When the General Data Protection Regulation (“GDPR”) came into force last May the personal integrity of anyone within the borders of the European Union (“EU”) was amplified. Additionally, the GDPR brought a whole new set of responsibilities to corporations, to those who process the personal data. Anyone who process personal data has to meet certain criteria, and the sanctions should you fail to meet the criteria are severe. About the same time as the GDPR came in to force, and everyone´s mind was directed at finding data protection officers, performing risk assessments and establishing policies, the CLOUD Act was enacted in the US. The CLOUD Act, short for the Clarifying Lawful Overseas Use of Data Act states that all US cloud service providers shall, when ordered, provide the US authorities with data stored on their servers, regardless of where in the world the data is kept. As a result, US authorities may access and read ample amounts of data relating to, and belonging to, citizens and corporations outside of the US. The CLOUD Act is a result of the difficulties US based authorities like the FBI has experienced with obtaining information stored on remote servers. Furthermore, corporations and individuals concerned are not entitled to be notified when personal data regarding them is being retrieved. Notifying could even result in prosecution in accordance with the CLOUD Act. Since the CLOUD Act applies to all US based cloud providers, major IT companies such as Google, Microsoft and Amazon have to abide by the Act. As a result, the scope of the CLOUD Act can be somewhat problematic in relation to the GDPR.
The Swedish collaboration eSam (sw. eSamverkansprogrammet), consisting of 23 Swedish public authorities such as the Tax Agency (sw. Skatteverket), the Police (sw. Polismyndigheten) and the National Agency for Education (sw. Skolverket) works together to facilitate the digitalisation of the public sector. eSam has evaluated the use of cloud services within the public sector and issued a statement saying that it cannot be excluded that a cloud service provider that is subject to a foreign jurisdiction could assist in the exposure of private and secret information. They state that information stored using foreign cloud service providers should be considered as disclosed. However, eSam does not recommend to refrain from using US cloud service providers altogether, but when doing so the information should not be classified and if it is, the encryption has to be sufficient. Providing sufficient encryption has though proven difficult leading to the statement ending in some ways ambiguous. Furthermore, the medical university Karolinska Institutet in Sweden has taken this a step further and explicitly warns their users as to what information may not be stored in the cloud, in this case a US based cloud service provider. Karolinska Institutet states that any secret information, or information that could be related to patients may not be stored in the cloud since their agreements with the provider do not contain any protection against other jurisdictions, and the provider as a US registered company are not at liberty to waive US legislation.

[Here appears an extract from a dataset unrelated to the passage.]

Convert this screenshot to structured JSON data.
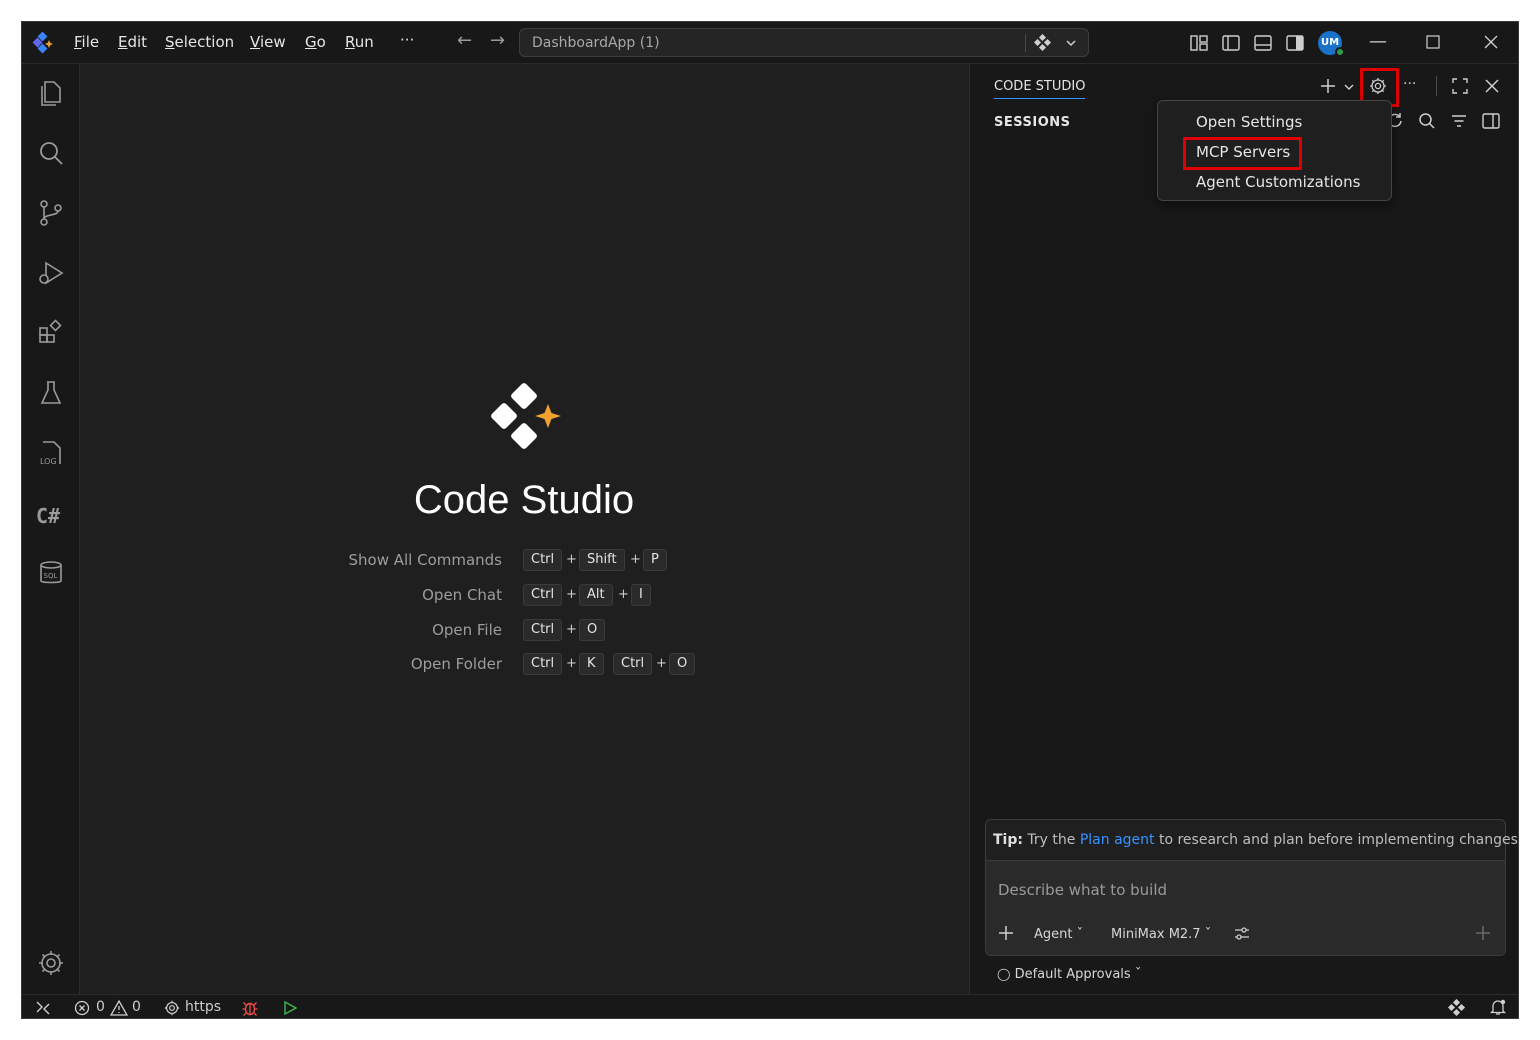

As stated in the introduction, many corporations do use cloud services to a certain extent. Also, many corporations process and store a comprehensive amount of business related information, personal data and other data that contains business secrets in the cloud. The effects of the CLOUD Act for a corporation acting as data controller for e.g. schools, health care providers, insurance companies, banks or telecom providers could be devastating, for instance regarding the compliance with the GDPR. A corporation may suffer from this, not only when acting as data controller or processor of personal data, but also as regards their own business information and secrets.
To consider that US authorities may lawfully access information stored in a cloud, without prior notification, is to say the least both problematic and serious. In the situation that a US authority has initiated a legal process the cloud service provider has to provide the authority with data, but are not at liberty to notify the corporation (by some called the “gagging order”). Providing US authorities with information could for any corporation constitute e.g. a breach of the GDPR, an unlawful transfer of personal data to a third country (a country outside the borders of the EU or the European Economic Area) as well as breaches of trade secret undertakings to name a few.
The use of cloud services is however positive, and the developments point firmly in the direction of more substantial use of cloud solutions in order to store or process data. Lately the use of a sort of “hybrid cloud” solution has appeared as a means to secure information stored in the cloud. A hybrid cloud is a cloud environment that combines the use of both private and public clouds, and where the information is managed between the different clouds giving the information a sort of freedom of movement and gives the user a wider range of flexibility. Whatever method you decide to use, all corporations should start with a thorough evaluation of the information that you have and need, and classify it. Following you need to assess where and how to store the information.
Further developments are necessary to ensure integrity and privacy of information stored using cloud services, and there are no doubt more reactions to the CLOUD Act awaiting. In the mean time we can all ask ourselves “what do we still want to keep in the cloud”?